Request for Assistance
DHS and DNI jointly requested assistance from the public to contribute additional information they may have related to the threat. Using the indicators provided by the report, this guide shows how to detect this activity in Splunk and assess its impact.
Indicators of Compromise
The first step is to download the CSV hosted by US-CERT to your own Splunk instance. There are two methods: Splunk Web or the command line using wget. Depending on your environment, one may be easier than the other.
Select an app to save the lookup file. It could be the search app or a custom application.
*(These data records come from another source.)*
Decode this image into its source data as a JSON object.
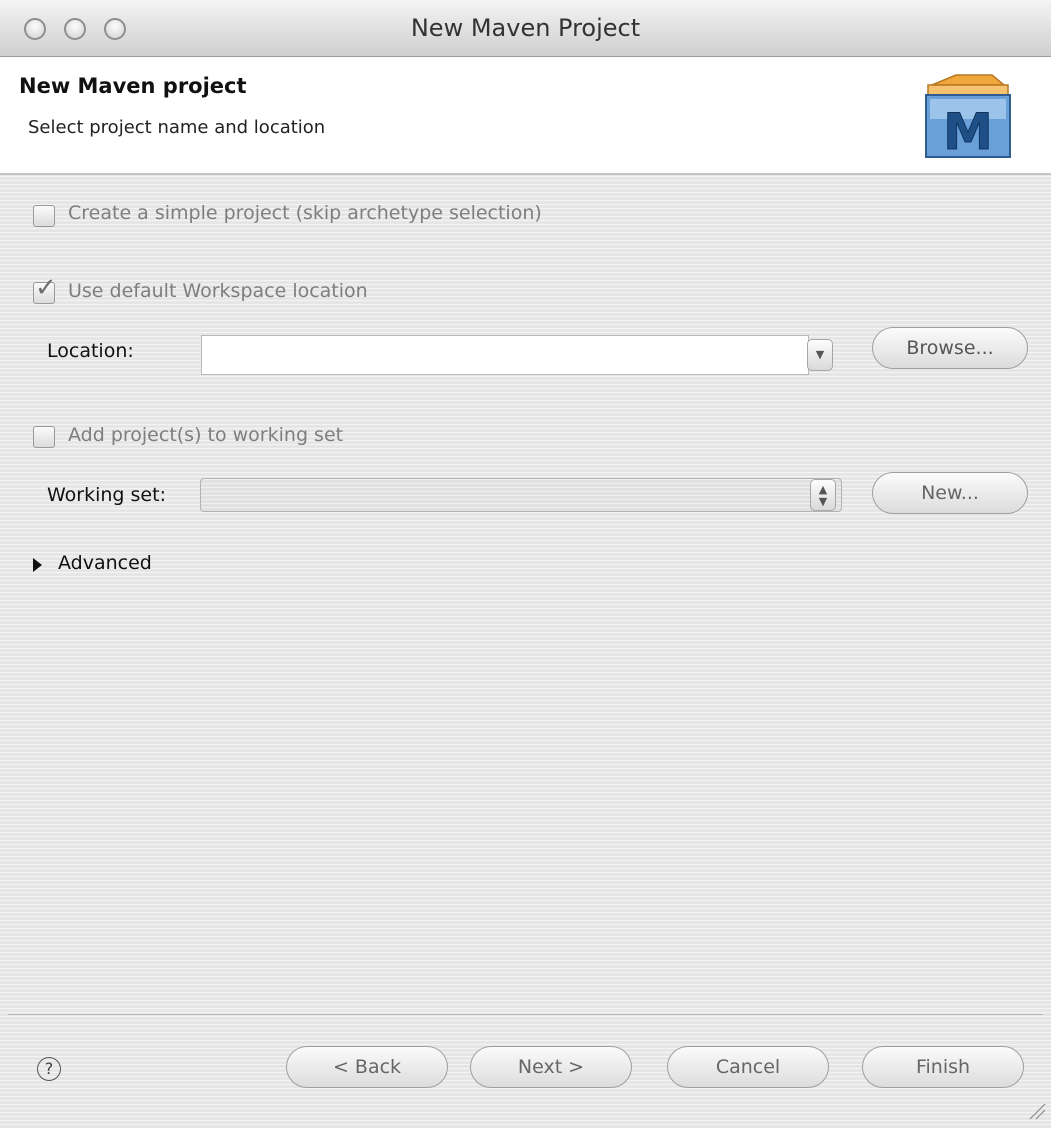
{
  "window": {
    "title": "New Maven Project"
  },
  "header": {
    "title": "New Maven project",
    "subtitle": "Select project name and location",
    "logo_letter": "M",
    "logo_icon": "maven-folder-icon"
  },
  "options": {
    "simple_project": {
      "label": "Create a simple project (skip archetype selection)",
      "checked": false
    },
    "default_location": {
      "label": "Use default Workspace location",
      "checked": true,
      "check_glyph": "✓"
    },
    "location": {
      "label": "Location:",
      "value": "",
      "button": "Browse..."
    },
    "working_set_toggle": {
      "label": "Add project(s) to working set",
      "checked": false
    },
    "working_set": {
      "label": "Working set:",
      "value": "",
      "button": "New..."
    },
    "advanced": {
      "label": "Advanced",
      "expanded": false
    }
  },
  "footer": {
    "help_glyph": "?",
    "back": "< Back",
    "next": "Next >",
    "cancel": "Cancel",
    "finish": "Finish"
  },
  "colors": {
    "panel_bg": "#e6e6e6",
    "header_bg": "#ffffff",
    "logo_blue": "#4f8bc9",
    "logo_orange": "#f0a83c"
  }
}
In this example, a custom app called security_viz is used:
$ cd /opt/splunk/etc/apps/security_viz/lookups
From the lookups directory of your app, download the lookup from US-CERT:
$ wget https://www.us-cert.gov/sites/default/files/publications/JAR-16-20296A.csv
Check the permissions of your knowledge objects by reviewing the configuration of your local.meta or default.meta in the app you selected:
$ cat /opt/splunk/etc/apps/security_viz/metadata/default.meta
# Application-level permissions
[]
access = read : [ * ], write : [ admin, power ]
### EVENT TYPES
[eventtypes]
export = system
### PROPS
[props]
export = system
### TRANSFORMS
[transforms]
export = system
### LOOKUPS
[lookups]
export = system
### VIEWSTATES: even normal users should be able to create shared viewstates
[viewstates]
access = read : [ * ], write : [ * ]
export = system
For the GUI method, download the CSV to your local desktop and follow the Splunk Enterprise documentation on configuring lookups.
Searching in Splunk
Filter to threat intel where only IPv4 addresses are provided. Remove the left and right brackets around the octets from the value of the INDICATOR_VALUE field:
| inputlookup JAR-16-20296A.csv where TYPE=IPV4ADDR
| rex field=INDICATOR_VALUE mode=sed "s/\[|\]//g"
Use the crafted lookup as a subsearch to correlate traffic from any data source:
index=suricata [ | inputlookup JAR-16-20296A.csv where TYPE=IPV4ADDR | rex field=INDICATOR_VALUE mode=sed "s/\[|\]//g" | rename INDICATOR_VALUE as src_ip]
Known Tor Addresses?
One claim made by many journalists and security experts is that the list includes known Tor addresses in the indicators of compromise, which makes the report dubious in its attempt to attribute the activity solely to Russia (reference). This claim should be taken seriously, as various exit nodes in the Tor network were previously used by Ghost Net (a Chinese-based APT) for exfiltration of sensitive governmental information which were intercepted by WikiLeaks (reference).
To test this claim, the IOCs from the report can be compared against known Tor addresses in Splunk.
First, download the list of known Tor addresses from the time period specified in the report and merge them into a CSV:
$ wget https://collector.torproject.org/archive/exit-lists/exit-list-2016-05.tar.xz
Second, configure your lookup in Splunk.
Third, write a search which compares the two lookup files against one another.
Conclusion
This exercise demonstrates how Splunk can be used to evaluate government-released threat intelligence, cross-reference indicators against known infrastructure like Tor exit nodes, and arrive at your own evidence-based assessment of the attribution claims. The tooling is straightforward -- the harder question is what the data actually tells you.